LLaVa-1.5 employs the grafting technique, which is advantageous because the weights of the image encoder and the language model remain static while only the projection matrix is trained.
This method facilitates a cost-effective training process, allowing for substantial performance gains without the need for extensive computational resources.
Impressive Results from LLaVa-1.5
The performance metrics for LLaVa-1.5, particularly the 13B model, are striking. Out of twelve prominent multimodal benchmarks, LLaVa-1.5 achieved the state-of-the-art (SOTA) status in eleven, outperforming many other open-source models significantly.

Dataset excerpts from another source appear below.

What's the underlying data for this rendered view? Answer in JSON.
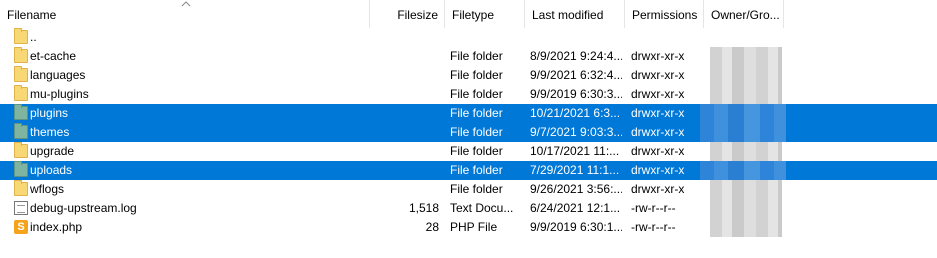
{
  "columns": {
    "filename": "Filename",
    "filesize": "Filesize",
    "filetype": "Filetype",
    "last_modified": "Last modified",
    "permissions": "Permissions",
    "owner_group": "Owner/Gro..."
  },
  "files": [
    {
      "name": "..",
      "size": "",
      "type": "",
      "modified": "",
      "perms": "",
      "icon": "folder-icon",
      "selected": false,
      "owner_blurred": false
    },
    {
      "name": "et-cache",
      "size": "",
      "type": "File folder",
      "modified": "8/9/2021 9:24:4...",
      "perms": "drwxr-xr-x",
      "icon": "folder-icon",
      "selected": false,
      "owner_blurred": true
    },
    {
      "name": "languages",
      "size": "",
      "type": "File folder",
      "modified": "9/9/2021 6:32:4...",
      "perms": "drwxr-xr-x",
      "icon": "folder-icon",
      "selected": false,
      "owner_blurred": true
    },
    {
      "name": "mu-plugins",
      "size": "",
      "type": "File folder",
      "modified": "9/9/2019 6:30:3...",
      "perms": "drwxr-xr-x",
      "icon": "folder-icon",
      "selected": false,
      "owner_blurred": true
    },
    {
      "name": "plugins",
      "size": "",
      "type": "File folder",
      "modified": "10/21/2021 6:3...",
      "perms": "drwxr-xr-x",
      "icon": "folder-icon",
      "selected": true,
      "owner_blurred": true
    },
    {
      "name": "themes",
      "size": "",
      "type": "File folder",
      "modified": "9/7/2021 9:03:3...",
      "perms": "drwxr-xr-x",
      "icon": "folder-icon",
      "selected": true,
      "owner_blurred": true
    },
    {
      "name": "upgrade",
      "size": "",
      "type": "File folder",
      "modified": "10/17/2021 11:...",
      "perms": "drwxr-xr-x",
      "icon": "folder-icon",
      "selected": false,
      "owner_blurred": true
    },
    {
      "name": "uploads",
      "size": "",
      "type": "File folder",
      "modified": "7/29/2021 11:1...",
      "perms": "drwxr-xr-x",
      "icon": "folder-icon",
      "selected": true,
      "owner_blurred": true
    },
    {
      "name": "wflogs",
      "size": "",
      "type": "File folder",
      "modified": "9/26/2021 3:56:...",
      "perms": "drwxr-xr-x",
      "icon": "folder-icon",
      "selected": false,
      "owner_blurred": true
    },
    {
      "name": "debug-upstream.log",
      "size": "1,518",
      "type": "Text Docu...",
      "modified": "6/24/2021 12:1...",
      "perms": "-rw-r--r--",
      "icon": "text-file-icon",
      "selected": false,
      "owner_blurred": true
    },
    {
      "name": "index.php",
      "size": "28",
      "type": "PHP File",
      "modified": "9/9/2019 6:30:1...",
      "perms": "-rw-r--r--",
      "icon": "php-file-icon",
      "selected": false,
      "owner_blurred": true
    }
  ],
  "colors": {
    "selection": "#0078d7",
    "selection_text": "#ffffff",
    "folder": "#f8d775",
    "selected_folder": "#7eb4a0"
  }
}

While it’s clear that LLaVa-1.5 does not match GPT-4V in absolute terms, it excels relative to its size and resource requirements, often needing 2,500 times less data for pre-training and 75 times less for fine-tuning.
Remarkably, this model was trained in just one day using an 8-A100 NVIDIA GPU node over a span of 26 hours, suggesting that open-source solutions are finally becoming more accessible and affordable.
As a result, enterprises can now harness their data to develop open-source models that elevate their competitive edge without relying on third-party APIs. In a financial landscape driven by efficiency, having a viable model is just as critical as having the best one. In this context, LLaVa-1.5 stands out as both effective and sustainable within the open-source LMMs landscape.